Après une vague de suicides, Foxconn relève les salaires de 20 %. Les usines Honda sont toujours en grève.
De façon dramatique ou presque cocasse, la question des salaires dans l'« atelier du monde » a occupé le devant de la scène chinoise ces jours derniers. Le versant tragique, ce sont les suicides à la chaîne - au moins 10 morts en peu de temps - dans la gigantesque usine aux 400 000 ouvriers de Foxconn à Shenzhen. Les causes de ces tragédies sont complexes, mais les rythmes de travail intensifs et les maigres salaires ont été mis en cause. Paniquée pour son image, l'entreprise vient d'annoncer une hausse de 20 % des salaires.

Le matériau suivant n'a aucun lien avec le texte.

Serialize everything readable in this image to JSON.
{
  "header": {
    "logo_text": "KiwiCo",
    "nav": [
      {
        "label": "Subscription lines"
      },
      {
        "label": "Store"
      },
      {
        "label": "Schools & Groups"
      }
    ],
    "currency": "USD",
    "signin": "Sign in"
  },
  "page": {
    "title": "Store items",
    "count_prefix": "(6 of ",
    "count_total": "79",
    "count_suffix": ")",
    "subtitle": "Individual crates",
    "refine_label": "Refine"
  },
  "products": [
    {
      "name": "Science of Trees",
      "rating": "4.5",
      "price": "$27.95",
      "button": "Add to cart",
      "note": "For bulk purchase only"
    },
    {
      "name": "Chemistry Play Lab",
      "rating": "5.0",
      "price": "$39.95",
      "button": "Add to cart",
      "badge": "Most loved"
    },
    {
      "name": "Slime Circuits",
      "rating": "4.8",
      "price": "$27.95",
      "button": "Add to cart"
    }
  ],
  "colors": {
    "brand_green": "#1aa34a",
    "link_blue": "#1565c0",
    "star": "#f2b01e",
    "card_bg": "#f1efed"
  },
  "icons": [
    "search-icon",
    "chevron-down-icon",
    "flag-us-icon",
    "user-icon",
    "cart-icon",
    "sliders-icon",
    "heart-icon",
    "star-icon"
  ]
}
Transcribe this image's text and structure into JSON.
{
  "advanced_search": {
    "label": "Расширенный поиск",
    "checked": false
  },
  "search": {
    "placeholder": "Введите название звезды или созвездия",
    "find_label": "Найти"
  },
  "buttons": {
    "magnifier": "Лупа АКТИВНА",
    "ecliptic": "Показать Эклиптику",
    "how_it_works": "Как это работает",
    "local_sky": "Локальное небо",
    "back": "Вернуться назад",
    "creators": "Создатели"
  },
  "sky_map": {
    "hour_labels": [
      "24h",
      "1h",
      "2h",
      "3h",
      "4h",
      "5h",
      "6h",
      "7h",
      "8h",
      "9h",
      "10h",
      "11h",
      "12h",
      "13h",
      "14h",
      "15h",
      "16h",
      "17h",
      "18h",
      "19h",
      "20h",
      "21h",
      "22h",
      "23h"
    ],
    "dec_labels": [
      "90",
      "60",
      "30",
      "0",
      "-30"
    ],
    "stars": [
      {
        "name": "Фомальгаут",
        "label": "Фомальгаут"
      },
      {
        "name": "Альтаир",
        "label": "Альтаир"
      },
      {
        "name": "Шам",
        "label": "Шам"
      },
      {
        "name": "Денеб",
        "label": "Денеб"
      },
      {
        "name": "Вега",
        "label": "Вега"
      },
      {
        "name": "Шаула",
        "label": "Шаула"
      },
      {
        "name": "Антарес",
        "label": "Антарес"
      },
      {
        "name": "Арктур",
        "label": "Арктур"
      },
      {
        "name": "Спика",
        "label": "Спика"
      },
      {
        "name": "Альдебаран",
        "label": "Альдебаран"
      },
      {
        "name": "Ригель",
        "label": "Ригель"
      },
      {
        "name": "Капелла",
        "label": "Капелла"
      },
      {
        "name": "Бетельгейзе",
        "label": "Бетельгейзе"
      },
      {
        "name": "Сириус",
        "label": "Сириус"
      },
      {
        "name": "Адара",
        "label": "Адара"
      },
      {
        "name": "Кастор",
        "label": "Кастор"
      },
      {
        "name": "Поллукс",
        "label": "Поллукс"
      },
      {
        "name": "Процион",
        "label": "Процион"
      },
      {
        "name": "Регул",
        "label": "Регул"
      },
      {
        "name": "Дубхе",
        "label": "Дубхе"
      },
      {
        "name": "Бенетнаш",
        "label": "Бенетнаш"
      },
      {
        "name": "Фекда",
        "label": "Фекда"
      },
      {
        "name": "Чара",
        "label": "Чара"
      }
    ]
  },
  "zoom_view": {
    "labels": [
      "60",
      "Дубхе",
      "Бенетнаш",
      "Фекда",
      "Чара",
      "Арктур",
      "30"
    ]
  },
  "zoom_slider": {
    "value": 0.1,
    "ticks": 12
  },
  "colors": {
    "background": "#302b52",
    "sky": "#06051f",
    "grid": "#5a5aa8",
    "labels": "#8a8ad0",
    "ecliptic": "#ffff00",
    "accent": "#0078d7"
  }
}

L'autre actualité moins noire sur le sujet, ce sont les grèves qui ont conduit les quatre usines Honda de Chine à cesser toute activité la semaine dernière. La grève est un phénomène peu courant en Chine, plutôt considéré comme un mal de pays occidental décadent.
L'affaire Foxconn a fait grand bruit, parce que l'entreprise est un monstre de l'électronique, avec 800 000 employés en Chine, qu'elle assemble l'iPhone pour Apple et travaille aussi pour Nokia, Sony ou HP. Les salaires moyens tournent autour de 900 yuans (107 euros). La compagnie a confirmé une prochaine augmentation des salaires, en prenant soin d'affirmer que ce n'était pas une réponse à l'épidémie de suicides. « Nous avons discuté de cette augmentation depuis le début de l'année alors que les affaires ont repris, et fixé une base de 20 % », a déclaré un porte-parole de Foxconn à Taïpeh. De fait, cette augmentation correspond à ce qu'a préconisé le patron de la province cet hiver. L'usine Foxconn est en effet située dans le Guangdong, l'un des fiefs des exportateurs chinois, où il manquait officiellement 900 000 ouvriers dans les usines de la région fin février. Du coup, Wang Yang, le réformiste patron du Parti du Guangdong, avait déclaré que la province étudiait une augmentation du salaire minimum, de 15 à 20 %.
Revendications soutenues par le gouvernement
L'autre événement saillant, donc, c'est la grève des ouvriers des usines chinoises de Honda, qui gère trois coentreprises dans le pays avec Dongfeng Motors et Guangzhou Automobile. Selon le National Business Daily, les grévistes, qui gagnent en moyenne moins de 1 500 yuans par mois (179 euros), réclament des augmentations substantielles. Un porte-parole de Honda en Chine a déclaré que « la compagnie est en négociation avec les travailleurs, en coordination avec le gouvernement local ».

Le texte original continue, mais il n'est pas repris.